On the day of the incident, Zwerner reported to Richneck Elementary Assistant Principal Ebony Parker that John Doe seemed to be exercising particular violent tendencies, and had threatened another student. Another teacher also came to Parker with the concern that he may have had a gun, which was corroborated by two students. A third teacher came to Parker again with a report that the boy had shown the gun to another student at recess later in the afternoon, and a fourth teacher asked to search the boy. Despite all of this, Parker did nothing.

This abhorrent incident was shocking to many, but the underlying circumstances are the same for the majority of mass shootings. Just like the Richneck Elementary shooting, many of these incidents are preventable, albeit through different means.

Pleasant Valley psychology teacher Ann Berger followed this situation closely, and noted many of the red flags that those who commit violent acts often display. “They’re writing violent pieces in school. They’re treating students poorly, they’re showing things that, with the situation with the six-year-old, there were teachers that tried to say ‘I have concerns.’ And there they are, and they’re just kind of dismissed; passed over,” Berger lamented. 

On the micro level, teachers are often ignored by administrators when they voice worries about student behavior. On the macro level, the government often fails to act in necessary ways in order to prevent mass shootings. Extreme Risk Protection Orders, often called “red flag laws,” allow either family members or law enforcement officers to impose restrictions on a person’s ability to own a gun if they believe that person may pose a threat to others. Despite the fact that 70% of Americans support these laws, only 20 states have implemented them.

“The research shows that [many of] the school shooters have had domestic assaults. So those are red flags. Clearly, we should be at a minimum, legislating that if you have domestic abuse charges, if you have a history of that, that you would not be allowed to… get a firearm like an AR-15, right?” Berger commented.

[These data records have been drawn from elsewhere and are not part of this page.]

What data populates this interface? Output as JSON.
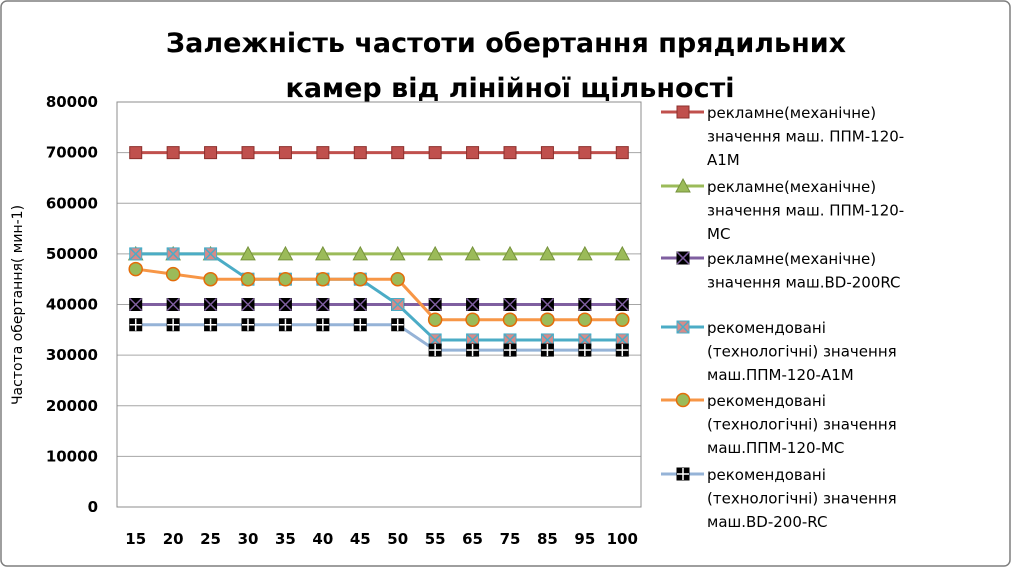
{
  "chart_data": {
    "type": "line",
    "title_lines": [
      "Залежність частоти обертання прядильних",
      "камер від лінійної щільності"
    ],
    "xlabel": "",
    "ylabel": "Частота обертання( мин-1)",
    "ylim": [
      0,
      80000
    ],
    "yticks": [
      0,
      10000,
      20000,
      30000,
      40000,
      50000,
      60000,
      70000,
      80000
    ],
    "categories": [
      "15",
      "20",
      "25",
      "30",
      "35",
      "40",
      "45",
      "50",
      "55",
      "65",
      "75",
      "85",
      "95",
      "100"
    ],
    "grid": "horizontal",
    "legend_position": "right",
    "series": [
      {
        "name_lines": [
          "рекламне(механічне)",
          "значення маш. ППМ-120-",
          "А1М"
        ],
        "color": "#c0504d",
        "marker": "square",
        "marker_fill": "#c0504d",
        "marker_stroke": "#8b2f2c",
        "values": [
          70000,
          70000,
          70000,
          70000,
          70000,
          70000,
          70000,
          70000,
          70000,
          70000,
          70000,
          70000,
          70000,
          70000
        ]
      },
      {
        "name_lines": [
          "рекламне(механічне)",
          "значення  маш. ППМ-120-",
          "МС"
        ],
        "color": "#9bbb59",
        "marker": "triangle",
        "marker_fill": "#9bbb59",
        "marker_stroke": "#76923c",
        "values": [
          50000,
          50000,
          50000,
          50000,
          50000,
          50000,
          50000,
          50000,
          50000,
          50000,
          50000,
          50000,
          50000,
          50000
        ]
      },
      {
        "name_lines": [
          "рекламне(механічне)",
          "значення  маш.BD-200RC"
        ],
        "color": "#7f5fa0",
        "marker": "x-square",
        "marker_fill": "#000000",
        "marker_stroke": "#000000",
        "values": [
          40000,
          40000,
          40000,
          40000,
          40000,
          40000,
          40000,
          40000,
          40000,
          40000,
          40000,
          40000,
          40000,
          40000
        ]
      },
      {
        "name_lines": [
          "рекомендовані",
          "(технологічні) значення",
          "маш.ППМ-120-А1М"
        ],
        "color": "#4bacc6",
        "marker": "x-square",
        "marker_fill": "#d88a88",
        "marker_stroke": "#4bacc6",
        "values": [
          50000,
          50000,
          50000,
          45000,
          45000,
          45000,
          45000,
          40000,
          33000,
          33000,
          33000,
          33000,
          33000,
          33000
        ]
      },
      {
        "name_lines": [
          "рекомендовані",
          "(технологічні) значення",
          "маш.ППМ-120-МС"
        ],
        "color": "#f79646",
        "marker": "circle",
        "marker_fill": "#9bbb59",
        "marker_stroke": "#e36c09",
        "values": [
          47000,
          46000,
          45000,
          45000,
          45000,
          45000,
          45000,
          45000,
          37000,
          37000,
          37000,
          37000,
          37000,
          37000
        ]
      },
      {
        "name_lines": [
          "рекомендовані",
          "(технологічні) значення",
          "маш.BD-200-RC"
        ],
        "color": "#95b3d7",
        "marker": "plus-square",
        "marker_fill": "#000000",
        "marker_stroke": "#000000",
        "values": [
          36000,
          36000,
          36000,
          36000,
          36000,
          36000,
          36000,
          36000,
          31000,
          31000,
          31000,
          31000,
          31000,
          31000
        ]
      }
    ]
  }
}
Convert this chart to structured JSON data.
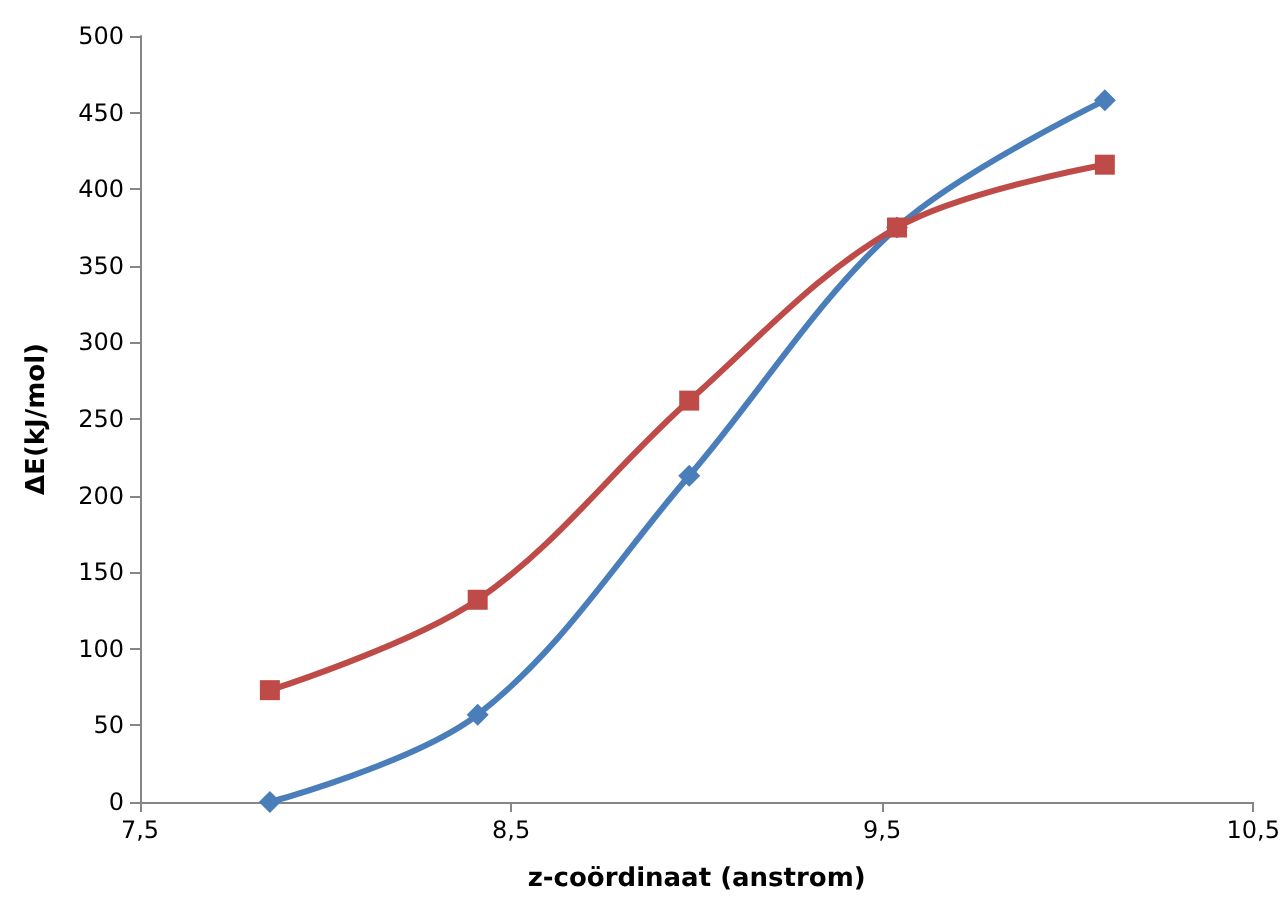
{
  "chart_data": {
    "type": "line",
    "xlabel": "z-coördinaat (anstrom)",
    "ylabel": "ΔE(kJ/mol)",
    "xlim": [
      7.5,
      10.5
    ],
    "xticks": [
      {
        "value": 7.5,
        "label": "7,5"
      },
      {
        "value": 8.5,
        "label": "8,5"
      },
      {
        "value": 9.5,
        "label": "9,5"
      },
      {
        "value": 10.5,
        "label": "10,5"
      }
    ],
    "ylim": [
      0,
      500
    ],
    "yticks": [
      0,
      50,
      100,
      150,
      200,
      250,
      300,
      350,
      400,
      450,
      500
    ],
    "grid": false,
    "series": [
      {
        "color": "#4a7ebb",
        "marker": "diamond",
        "x": [
          7.85,
          8.41,
          8.98,
          9.54,
          10.1
        ],
        "values": [
          0,
          57,
          213,
          375,
          458
        ]
      },
      {
        "color": "#be4b48",
        "marker": "square",
        "x": [
          7.85,
          8.41,
          8.98,
          9.54,
          10.1
        ],
        "values": [
          73,
          132,
          262,
          375,
          416
        ]
      }
    ]
  }
}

Gun violence is ever-encroaching, as the PV school district learned when the high school was threatened by a student who was actually on the other side of the state. Senior Tejus Kanathur recalled this incident as a pivotal moment in his understanding of the immediate danger that it posed. “When that warning came in, I was worried because I always thought these threats were far off, like they wouldn’t happen here in this small town of Bettendorf, Iowa, you know? But this threat is real. It’s like a wake-up call,” Kanathur recounted. 

As Kanathur realized, gun violence is an immediate threat to all of us. Whether it’s red flag laws, increased mental healthcare services or an assault weapon ban, something must be done.